警察を装い、被害届などを送りつけ、記入欄に情報を記載させて郵送させようとするもので、警察が注意を呼び掛けています。

警察によりますと、今月21日、米沢市に住む50代の女性の家に、日本郵政の職員を名乗る男から電話がありました。

女性は男から「マイナンバーカードやキャッシュカード、通帳、衣類が入った荷物を送りましたか」などと聞かれたということです。

女性が身に覚えがないことを伝えると、男は「愛知県警と連携し、マネーロンダリングの捜査をしている」と言い、そのまま「愛知県警捜査二課」を名乗る人物に電話をつなぎました。
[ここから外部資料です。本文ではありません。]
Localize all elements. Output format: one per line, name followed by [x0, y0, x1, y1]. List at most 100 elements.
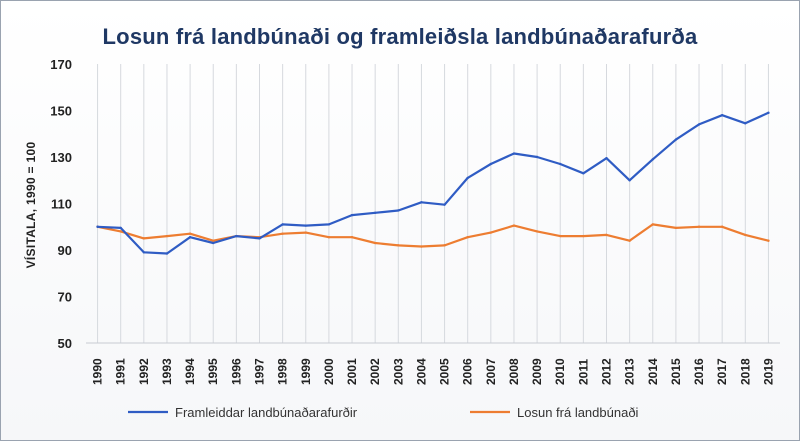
data-point	[350, 213, 354, 217]
x-tick-label: 2011	[576, 359, 590, 385]
x-tick-label: 2014	[646, 358, 660, 385]
data-point	[142, 251, 146, 254]
data-point	[397, 209, 400, 212]
x-tick-label: 2006	[461, 358, 475, 385]
data-point	[697, 225, 701, 228]
data-point	[443, 203, 446, 206]
y-tick-label: 150	[50, 104, 72, 119]
data-point	[119, 226, 122, 230]
data-point	[304, 224, 307, 227]
x-tick-label: 2017	[715, 358, 729, 385]
data-point	[512, 152, 516, 155]
data-point	[373, 211, 377, 214]
series-lines	[96, 111, 770, 255]
data-point	[628, 239, 631, 242]
data-point	[512, 224, 516, 227]
data-point	[350, 236, 354, 239]
data-point	[674, 138, 678, 141]
data-point	[720, 225, 724, 228]
data-point	[397, 244, 400, 247]
x-tick-label: 2012	[600, 358, 614, 385]
x-tick-label: 2018	[738, 358, 752, 385]
x-tick-label: 1999	[299, 358, 313, 385]
x-tick-label: 2003	[391, 358, 405, 385]
y-tick-label: 110	[51, 197, 72, 212]
data-point	[119, 230, 122, 233]
y-tick-label: 130	[50, 150, 72, 165]
data-point	[605, 233, 608, 237]
x-tick-label: 2010	[553, 358, 567, 385]
x-tick-label: 1993	[160, 358, 174, 385]
x-tick-label: 2013	[623, 358, 637, 385]
data-point	[535, 230, 539, 233]
y-tick-label: 170	[50, 57, 72, 72]
x-axis-ticks: 1990 1991 1992 1993 1994 1995 1996 1997 1998 1999…	[91, 358, 776, 385]
data-point	[281, 223, 284, 226]
data-point	[420, 245, 423, 248]
data-point	[281, 232, 284, 235]
x-tick-label: 1996	[229, 358, 243, 385]
x-tick-label: 2016	[692, 358, 706, 385]
data-point	[327, 236, 331, 239]
series-line-1	[96, 223, 770, 248]
x-tick-label: 1997	[253, 358, 267, 385]
x-tick-label: 2005	[438, 358, 452, 385]
data-point	[466, 176, 469, 180]
data-point	[327, 223, 331, 226]
x-tick-label: 2015	[669, 358, 683, 385]
y-tick-label: 50	[58, 336, 72, 351]
x-tick-label: 1994	[183, 358, 197, 385]
data-point	[744, 122, 747, 125]
data-point	[188, 232, 192, 235]
data-point	[651, 223, 654, 226]
data-point	[258, 237, 261, 240]
x-tick-label: 1998	[276, 358, 290, 385]
x-tick-label: 2009	[530, 358, 544, 385]
legend: Framleiddar landbúnaðarafurðir Losun frá…	[128, 405, 639, 420]
x-tick-label: 2004	[414, 358, 428, 385]
data-point	[582, 172, 585, 175]
data-point	[651, 158, 654, 161]
data-point	[443, 244, 446, 247]
data-point	[235, 234, 238, 238]
legend-label-production: Framleiddar landbúnaðarafurðir	[175, 405, 358, 420]
data-point	[466, 236, 469, 239]
data-point	[304, 231, 307, 234]
data-point	[165, 252, 169, 255]
series-line-0	[96, 111, 770, 255]
data-point	[212, 241, 215, 245]
data-point	[628, 179, 631, 182]
data-point	[535, 155, 539, 159]
data-point	[96, 225, 99, 228]
x-tick-label: 2002	[368, 358, 382, 385]
data-point	[489, 162, 493, 166]
x-tick-label: 2007	[484, 358, 498, 385]
x-tick-label: 2001	[345, 358, 359, 385]
data-point	[582, 234, 585, 238]
data-point	[697, 123, 701, 126]
data-point	[674, 226, 678, 230]
x-tick-label: 1991	[114, 358, 128, 385]
data-point	[605, 156, 608, 160]
x-tick-label: 1992	[137, 358, 151, 385]
x-tick-label: 1995	[206, 358, 220, 385]
data-point	[489, 231, 493, 234]
data-point	[212, 239, 215, 242]
chart-title: Losun frá landbúnaði og framleiðsla land…	[102, 24, 698, 49]
x-tick-label: 1990	[91, 358, 105, 385]
data-point	[420, 201, 423, 204]
x-tick-label: 2000	[322, 358, 336, 385]
data-point	[559, 234, 562, 238]
data-point	[767, 239, 770, 242]
y-tick-label: 70	[58, 290, 72, 305]
data-point	[165, 234, 169, 238]
data-point	[767, 111, 770, 115]
data-point	[373, 241, 377, 245]
data-point	[744, 233, 747, 237]
y-axis-label: VÍSITALA, 1990 = 100	[23, 142, 38, 269]
data-point	[720, 113, 724, 117]
data-point	[188, 236, 192, 239]
data-point	[559, 162, 562, 166]
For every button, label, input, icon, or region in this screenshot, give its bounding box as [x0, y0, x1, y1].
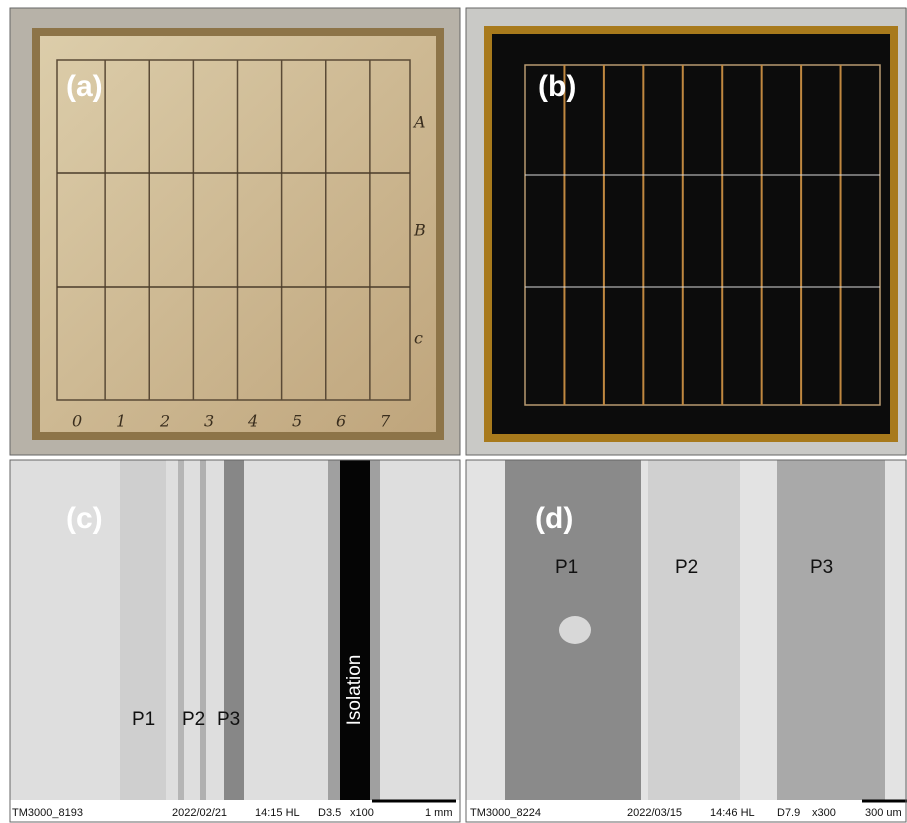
particle — [559, 616, 591, 644]
column-label: 5 — [292, 412, 302, 431]
column-label: 2 — [159, 412, 170, 431]
column-label: 4 — [247, 412, 258, 431]
column-label: 0 — [72, 412, 82, 431]
row-label: A — [412, 113, 426, 132]
line-label: P1 — [132, 709, 155, 730]
column-label: 6 — [336, 412, 346, 431]
figure: (a) A Bc 0 1 2 3 4 5 6 7 (b) (c) P1 P2 P3 Isolat… — [0, 0, 907, 823]
magnification: x100 — [350, 807, 374, 819]
row-label: B — [413, 221, 426, 240]
column-label: 1 — [116, 412, 126, 431]
isolation-scribe — [340, 460, 370, 800]
line-label: P1 — [555, 557, 578, 578]
p2-scribe — [648, 460, 740, 800]
row-label: c — [414, 329, 423, 348]
panel-label: (d) — [535, 502, 573, 535]
p1-scribe — [120, 460, 166, 800]
line-label: P3 — [810, 557, 833, 578]
distance: D7.9 — [777, 807, 800, 819]
line-label: P2 — [182, 709, 205, 730]
scale: 300 um — [865, 807, 902, 819]
column-label: 3 — [204, 412, 214, 431]
p3-scribe — [224, 460, 244, 800]
time: 14:46 HL — [710, 807, 755, 819]
panel-label: (b) — [538, 70, 576, 103]
line-label: P2 — [675, 557, 698, 578]
scale: 1 mm — [425, 807, 453, 819]
isolation-label: Isolation — [344, 655, 365, 726]
column-label: 7 — [380, 412, 391, 431]
body: (a) A Bc 0 1 2 3 4 5 6 7 (b) (c) P1 P2 P3 Isolat… — [0, 0, 907, 823]
date: 2022/03/15 — [627, 807, 682, 819]
line-label: P3 — [217, 709, 240, 730]
distance: D3.5 — [318, 807, 341, 819]
date: 2022/02/21 — [172, 807, 227, 819]
page: {"panels": [ {"label": "(a)", "row_label… — [0, 0, 907, 823]
panel-label: (c) — [66, 502, 103, 535]
magnification: x300 — [812, 807, 836, 819]
panel-label: (a) — [66, 70, 103, 103]
p2-scribe — [178, 460, 184, 800]
p2-scribe — [200, 460, 206, 800]
image-id: TM3000_8193 — [12, 807, 83, 819]
time: 14:15 HL — [255, 807, 300, 819]
p3-scribe — [777, 460, 885, 800]
image-id: TM3000_8224 — [470, 807, 541, 819]
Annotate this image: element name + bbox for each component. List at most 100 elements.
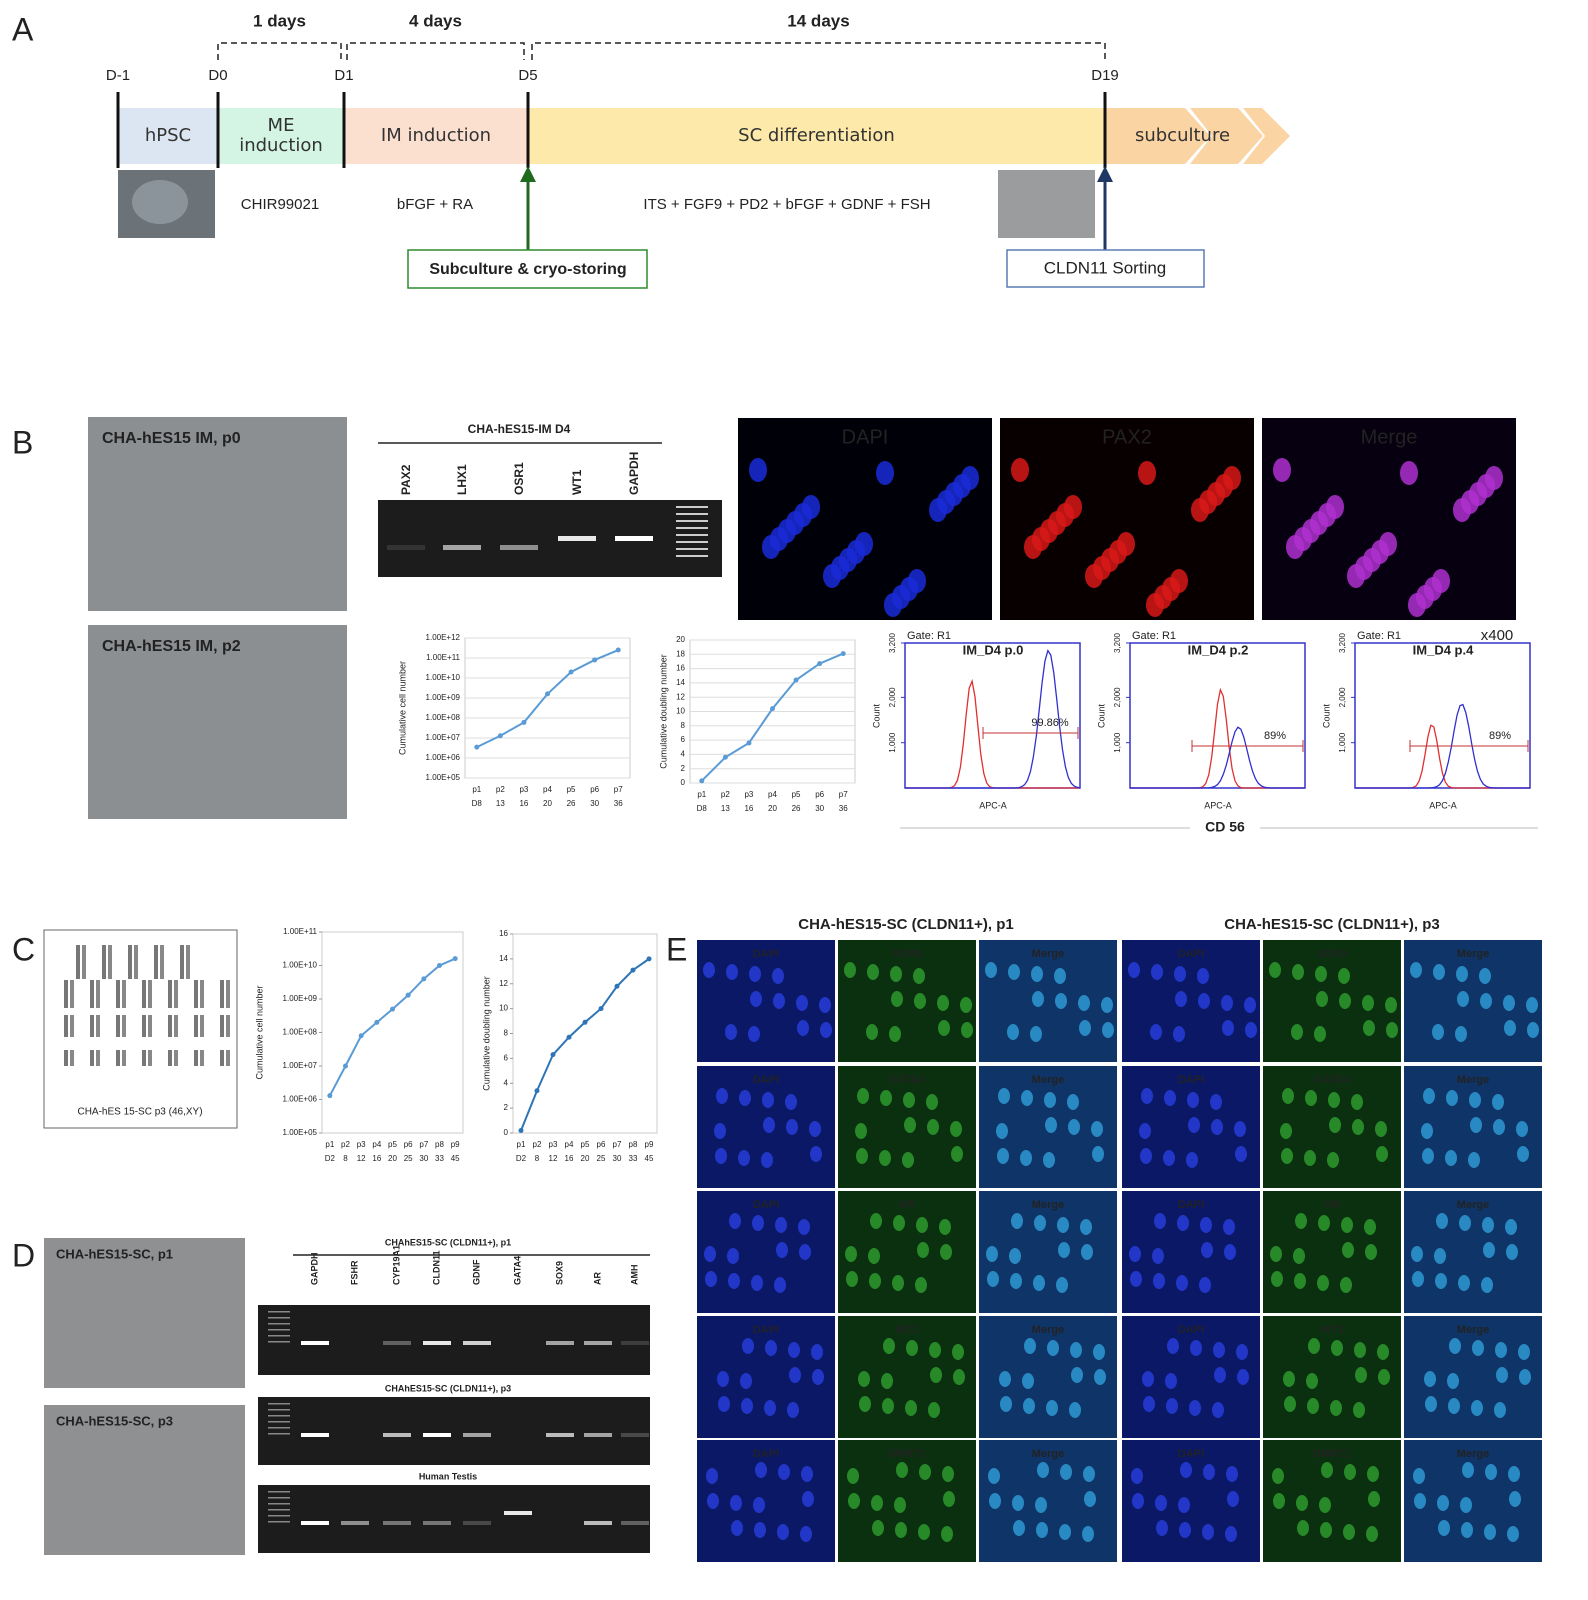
nucleus — [883, 1338, 895, 1354]
chromosome — [160, 945, 164, 979]
nucleus — [1347, 564, 1365, 588]
nucleus — [1412, 1271, 1424, 1287]
duration-label: 4 days — [409, 11, 462, 30]
flow-frame — [1354, 642, 1531, 789]
nucleus — [777, 1524, 789, 1540]
factor-label: ITS + FGF9 + PD2 + bFGF + GDNF + FSH — [643, 196, 930, 213]
duration-label: 14 days — [787, 11, 849, 30]
y-tick-label: 10 — [499, 1004, 508, 1013]
nucleus — [762, 1092, 774, 1108]
y-axis-label: Cumulative doubling number — [658, 654, 668, 769]
nucleus — [1307, 1398, 1319, 1414]
nucleus — [894, 1497, 906, 1513]
nucleus — [989, 1493, 1001, 1509]
panel-label: E — [666, 931, 687, 967]
stain-label: GATA4 — [1314, 1074, 1351, 1086]
lane-label: GAPDH — [309, 1252, 319, 1285]
nucleus — [1460, 1497, 1472, 1513]
nucleus — [1273, 458, 1291, 482]
nucleus — [943, 1491, 955, 1507]
y-axis-label: Count — [1096, 704, 1106, 729]
chromosome — [200, 980, 204, 1008]
data-point — [582, 1019, 588, 1025]
chromosome — [122, 1015, 126, 1037]
data-point — [437, 963, 442, 968]
nucleus — [751, 1275, 763, 1291]
y-tick-label: 1.00E+08 — [283, 1028, 318, 1037]
stain-label: AR — [899, 1199, 915, 1211]
x-tick-label: p8 — [629, 1140, 638, 1149]
stain-label: WT1 — [1320, 1324, 1343, 1336]
plot-frame — [464, 637, 631, 779]
nucleus — [1244, 997, 1256, 1013]
nucleus — [1044, 1092, 1056, 1108]
nucleus — [1058, 1242, 1070, 1258]
nucleus — [1282, 1088, 1294, 1104]
nucleus — [915, 1277, 927, 1293]
nucleus — [1353, 1402, 1365, 1418]
nucleus — [1297, 1520, 1309, 1536]
nucleus — [1485, 1464, 1497, 1480]
nucleus — [1037, 1462, 1049, 1478]
x-tick-label: 8 — [343, 1154, 348, 1163]
gel-band — [546, 1341, 574, 1345]
stain-image — [979, 940, 1117, 1062]
data-point — [343, 1063, 348, 1069]
nucleus — [906, 1340, 918, 1356]
x-tick-label: 26 — [792, 804, 801, 813]
nucleus — [1338, 968, 1350, 984]
ladder-band — [676, 555, 708, 557]
nucleus — [1367, 1466, 1379, 1482]
gel-band — [423, 1433, 451, 1437]
ladder-band — [268, 1521, 290, 1523]
gel — [378, 500, 722, 577]
stage-box — [218, 108, 344, 164]
gel-band — [546, 1433, 574, 1437]
gel-band — [423, 1521, 451, 1525]
gel-band — [615, 536, 653, 541]
nucleus — [716, 1088, 728, 1104]
stain-label: SOX9 — [1317, 948, 1346, 960]
nucleus — [1047, 1340, 1059, 1356]
y-tick-label: 2,000 — [1338, 687, 1347, 708]
data-point — [452, 956, 458, 962]
stain-image — [1404, 1191, 1542, 1313]
nucleus — [1032, 991, 1044, 1007]
ladder-band — [676, 527, 708, 529]
nucleus — [1400, 461, 1418, 485]
nucleus — [749, 458, 767, 482]
nucleus — [1245, 1022, 1257, 1038]
nucleus — [1496, 1367, 1508, 1383]
nucleus — [1191, 498, 1209, 522]
stain-image — [697, 1191, 835, 1313]
nucleus — [1187, 1092, 1199, 1108]
nucleus — [1483, 1242, 1495, 1258]
gate — [1191, 740, 1304, 752]
nucleus — [1352, 1119, 1364, 1135]
stain-image — [1122, 940, 1260, 1062]
lane-label: SOX9 — [554, 1261, 564, 1285]
gel-band — [621, 1521, 649, 1525]
y-tick-label: 2,000 — [1113, 687, 1122, 708]
duration-bracket — [217, 42, 342, 60]
nucleus — [1363, 1020, 1375, 1036]
x-tick-label: p9 — [645, 1140, 654, 1149]
nucleus — [1339, 993, 1351, 1009]
nucleus — [847, 1468, 859, 1484]
nucleus — [1011, 458, 1029, 482]
lane-label: OSR1 — [512, 462, 526, 495]
nucleus — [1155, 1495, 1167, 1511]
stain-label: Merge — [1032, 1074, 1064, 1086]
nucleus — [778, 1464, 790, 1480]
lane-label: GDNF — [471, 1259, 481, 1285]
nucleus — [785, 1094, 797, 1110]
y-tick-label: 18 — [676, 649, 685, 658]
nucleus — [798, 1219, 810, 1235]
nucleus — [1045, 1117, 1057, 1133]
chromosome — [220, 1050, 224, 1066]
y-tick-label: 2 — [681, 764, 686, 773]
x-tick-label: 25 — [597, 1154, 606, 1163]
nucleus — [1291, 1024, 1303, 1040]
nucleus — [714, 1123, 726, 1139]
その後女性はLINEでのやりとりに誘導され、ビデオ通話を通じて相手から「被害届を送るので、届出人の欄に住所氏名などを記載して送り返してほしい」などと言われたということです。

後日、女性の家にレターパックで「被害届」や「秘密保護法と記載された紙」などが届きました。

不審に思った女性は親族に話して警察に相談し、金など、実質的な被害はありませんでした。

警察はこれはニセ警察詐欺の前兆と考えられるとしています。

全国的には、逮捕状を郵送する手口も確認されているということです。

警察では、警察官が個人宅に被害届や逮捕状を郵送すること、電話で現金を要求することは絶対にないとして注意を呼び掛けています。